Roman adalah bentuk sejarah Eropa yang tumbuh subur sekitar abad ke-18 dan ke-19. Bentuk ini ternyata digemari pula di Indonesia. Pengaruh Eropa itu tidak hanya nampak dalam prosa, melainkan juga dalam puisi. Pada sekitar tahun 1920, Muhammad Yamin, Sanusi Pane, Muh Hatta, Rustam Effendi dan lain-lain, banyak menulis soneta, yaitu bentuk puisi yang berasal dari Italia dan digemari di Inggris dan Belanda.
Barulah pada tahun 1920 terbit pada Balai Pustaka roman yang ditulis dalam bahasa Melayu Tinggi, yaitu karangan Merari Siregar berjudul Azab dan Sengsara. Dua tahun kemudian terbit roman yang sekarang telah menjadi klasik Sitti Nurbaja karangan Marah Rusli. M.Kasim menulis Muda Teruna dan Nur Sutan Iskandar dengan mempergunakan nama Nursinah Iskandar menerbitkan Apa Dajaku Karena Aku Perempuan (keduanya juga terbit tahun 1922) (Rosidi, 1969:5).
Sastra periode tahun 1930 di luar Pujangga Baru umumnya berupa seri cerita-cerita roman yang diterbitkan di kota-kota besar, seperti Semarang, Padang, Solo, Surabaya, dan yang terutama ialah Medan.

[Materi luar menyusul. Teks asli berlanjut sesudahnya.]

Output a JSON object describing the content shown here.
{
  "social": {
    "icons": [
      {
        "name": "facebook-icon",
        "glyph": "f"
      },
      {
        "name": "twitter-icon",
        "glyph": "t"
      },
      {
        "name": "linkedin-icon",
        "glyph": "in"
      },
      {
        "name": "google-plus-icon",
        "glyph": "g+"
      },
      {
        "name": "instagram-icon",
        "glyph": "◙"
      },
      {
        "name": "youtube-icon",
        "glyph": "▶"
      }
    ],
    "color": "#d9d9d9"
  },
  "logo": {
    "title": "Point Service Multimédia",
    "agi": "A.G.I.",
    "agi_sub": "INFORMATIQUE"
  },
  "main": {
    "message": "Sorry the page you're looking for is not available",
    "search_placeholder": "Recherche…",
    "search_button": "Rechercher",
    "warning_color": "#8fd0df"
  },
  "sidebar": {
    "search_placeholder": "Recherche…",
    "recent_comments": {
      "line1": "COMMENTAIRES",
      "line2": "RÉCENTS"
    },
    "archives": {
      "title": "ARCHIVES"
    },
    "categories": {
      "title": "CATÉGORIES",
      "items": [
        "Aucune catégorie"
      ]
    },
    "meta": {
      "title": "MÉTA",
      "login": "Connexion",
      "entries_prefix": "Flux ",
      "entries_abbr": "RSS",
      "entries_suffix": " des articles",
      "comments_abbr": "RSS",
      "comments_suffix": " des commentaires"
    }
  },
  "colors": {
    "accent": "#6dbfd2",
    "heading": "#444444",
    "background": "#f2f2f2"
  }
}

Oleh karena itu, sering disebut juga sastra penerbitan Medan.
Seri cerita-cerita roman adalah penerbitan roman atau novel berjilid-jilid dalam suatu seri dengan nama bermacam-macam, misalnya Seri Roman Indonesia di Padang, Dunia Pengalaman, dan Lukisan Pujangga di Medan, Seri Suasana Baru, Seri Kejora, Seri Panorama, dan lain-lain.

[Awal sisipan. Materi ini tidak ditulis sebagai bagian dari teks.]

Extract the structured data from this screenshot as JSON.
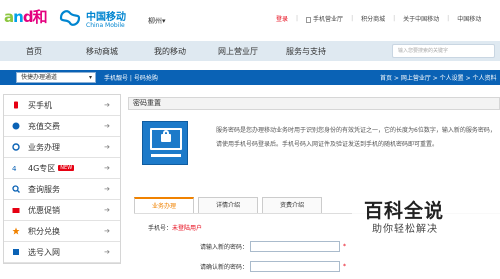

Dalam bahasa Belanda ada istilah stuiversroman, yang maksudnya hampir sama dengan roman atau novel picisan dalam bahasai Indonesia. Keduanya menunjuk pada pengertian sesuatu yang kurang bernilai atau kurang berharga; walaupun istilah yang dipergunakan berbeda (stuiver = 5 sen; sepicis = 10 sen).

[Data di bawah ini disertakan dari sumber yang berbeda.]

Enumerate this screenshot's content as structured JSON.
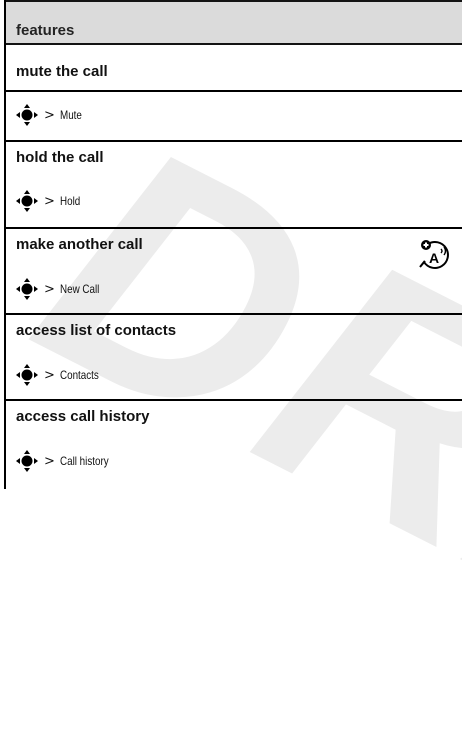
{
  "watermark": "DRA",
  "header": {
    "title": "features"
  },
  "features": [
    {
      "title": "mute the call",
      "separator": ">",
      "menu": "Mute",
      "nav_icon": "navigation-key-icon"
    },
    {
      "title": "hold the call",
      "separator": ">",
      "menu": "Hold",
      "nav_icon": "navigation-key-icon"
    },
    {
      "title": "make another call",
      "separator": ">",
      "menu": "New Call",
      "nav_icon": "navigation-key-icon",
      "extra_icon": "network-feature-icon"
    },
    {
      "title": "access list of contacts",
      "separator": ">",
      "menu": "Contacts",
      "nav_icon": "navigation-key-icon"
    },
    {
      "title": "access call history",
      "separator": ">",
      "menu": "Call history",
      "nav_icon": "navigation-key-icon"
    }
  ]
}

Roman picisan adalah jenis bacaan dalam bentuk buku-buku kecil yang berisi cerita roman atau novel yang umumnya termasuk dalam suatu seri dan yang dipandang dari penilaian sastra banyak mengandung kelemahan. Roman picisan itu banyak diterbitkan di kota-kota besar terutama di daerah Sumatra Timur. Akan tetapi, tidak berarti bahwa semua roman picisan tidak ada yang bernilai sastra sebab dalam beberapa hal penyimpangan itu selalu ada.